John Wannamaker, a very successful nineteenth century department store mogul, famously once said that “I know I’m wasting half of my advertising budget, I just don’t know which half.” In his day, he didn’t have to contend with online advertising and click-fraud.
Take it with a grain of salt, but a trade group representing the nation’s biggest advertisers has found that bots are costing advertisers billions of dollars. According to Bill Cromwell at Media Life, the report…
offers an in-depth look at bots, software that imitates humans by going to web sites and clicking on ads and activating online videos, creating fraudulent traffic that advertisers end up paying for. The study predicts bot fraud will cost global advertisers $6.3 billion next year.

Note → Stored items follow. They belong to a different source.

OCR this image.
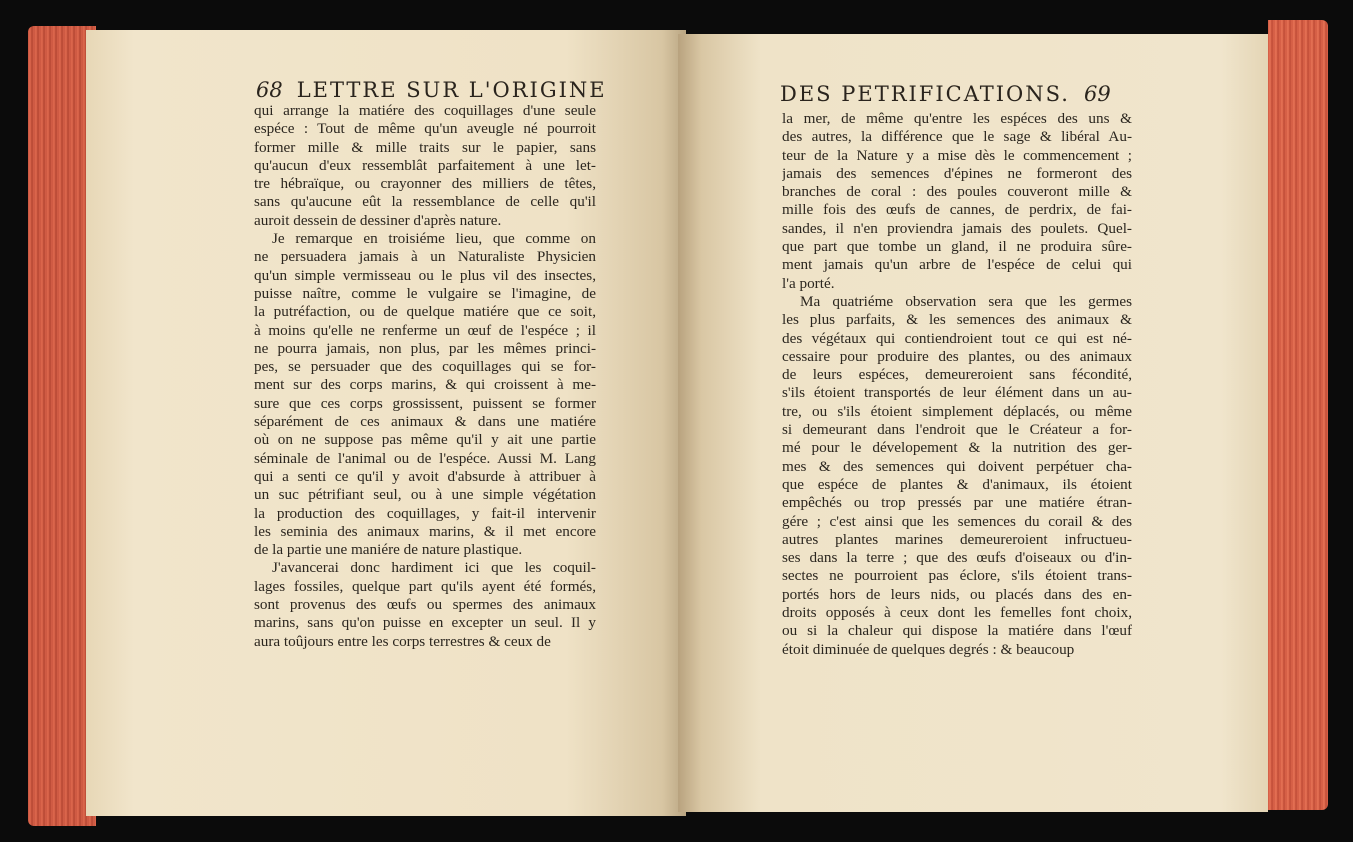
68 LETTRE SUR L'ORIGINE
qui arrange la matiére des coquillages d'une seule
espéce : Tout de même qu'un aveugle né pourroit
former mille & mille traits sur le papier, sans
qu'aucun d'eux ressemblât parfaitement à une let-
tre hébraïque, ou crayonner des milliers de têtes,
sans qu'aucune eût la ressemblance de celle qu'il
auroit dessein de dessiner d'après nature.
Je remarque en troisiéme lieu, que comme on
ne persuadera jamais à un Naturaliste Physicien
qu'un simple vermisseau ou le plus vil des insectes,
puisse naître, comme le vulgaire se l'imagine, de
la putréfaction, ou de quelque matiére que ce soit,
à moins qu'elle ne renferme un œuf de l'espéce ; il
ne pourra jamais, non plus, par les mêmes princi-
pes, se persuader que des coquillages qui se for-
ment sur des corps marins, & qui croissent à me-
sure que ces corps grossissent, puissent se former
séparément de ces animaux & dans une matiére
où on ne suppose pas même qu'il y ait une partie
séminale de l'animal ou de l'espéce. Aussi M. Lang
qui a senti ce qu'il y avoit d'absurde à attribuer à
un suc pétrifiant seul, ou à une simple végétation
la production des coquillages, y fait-il intervenir
les seminia des animaux marins, & il met encore
de la partie une maniére de nature plastique.
J'avancerai donc hardiment ici que les coquil-
lages fossiles, quelque part qu'ils ayent été formés,
sont provenus des œufs ou spermes des animaux
marins, sans qu'on puisse en excepter un seul. Il y
aura toûjours entre les corps terrestres & ceux de
DES PETRIFICATIONS. 69
la mer, de même qu'entre les espéces des uns &
des autres, la différence que le sage & libéral Au-
teur de la Nature y a mise dès le commencement ;
jamais des semences d'épines ne formeront des
branches de coral : des poules couveront mille &
mille fois des œufs de cannes, de perdrix, de fai-
sandes, il n'en proviendra jamais des poulets. Quel-
que part que tombe un gland, il ne produira sûre-
ment jamais qu'un arbre de l'espéce de celui qui
l'a porté.
Ma quatriéme observation sera que les germes
les plus parfaits, & les semences des animaux &
des végétaux qui contiendroient tout ce qui est né-
cessaire pour produire des plantes, ou des animaux
de leurs espéces, demeureroient sans fécondité,
s'ils étoient transportés de leur élément dans un au-
tre, ou s'ils étoient simplement déplacés, ou même
si demeurant dans l'endroit que le Créateur a for-
mé pour le dévelopement & la nutrition des ger-
mes & des semences qui doivent perpétuer cha-
que espéce de plantes & d'animaux, ils étoient
empêchés ou trop pressés par une matiére étran-
gére ; c'est ainsi que les semences du corail & des
autres plantes marines demeureroient infructueu-
ses dans la terre ; que des œufs d'oiseaux ou d'in-
sectes ne pourroient pas éclore, s'ils étoient trans-
portés hors de leurs nids, ou placés dans des en-
droits opposés à ceux dont les femelles font choix,
ou si la chaleur qui dispose la matiére dans l'œuf
étoit diminuée de quelques degrés : & beaucoup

In mass media, advertising involves three parties. The advertiser wants to deliver a message. The publisher, such as a television station, magazine, or website, will display the ad in exchange for a payment. An advertising agent places an advertiser’s advertisement in a publisher’s publication. The first two parties are almost the same in the online world, but the role of advertising agent is often done by an advertising network. (Google owns the largest advertising network in the world.) Most commonly, advertisers pay for each click their ad receives. If memory serves, the higher the click-through rate the more money the publisher and advertising network receive from the advertiser. This is clicks generated by software, rather than human beings who will actually respond to an advertising message, is a problem.
Lastly, I say to take this with a grain of salt because advertisers are likely looking to drive the price of online ads down. Moreover, the organizational co-author of the report, White Ops, is a technology firm that sells bot-detection software. It absolutely makes sense that they would find that bots and click-fraud are a big problem for advertisers.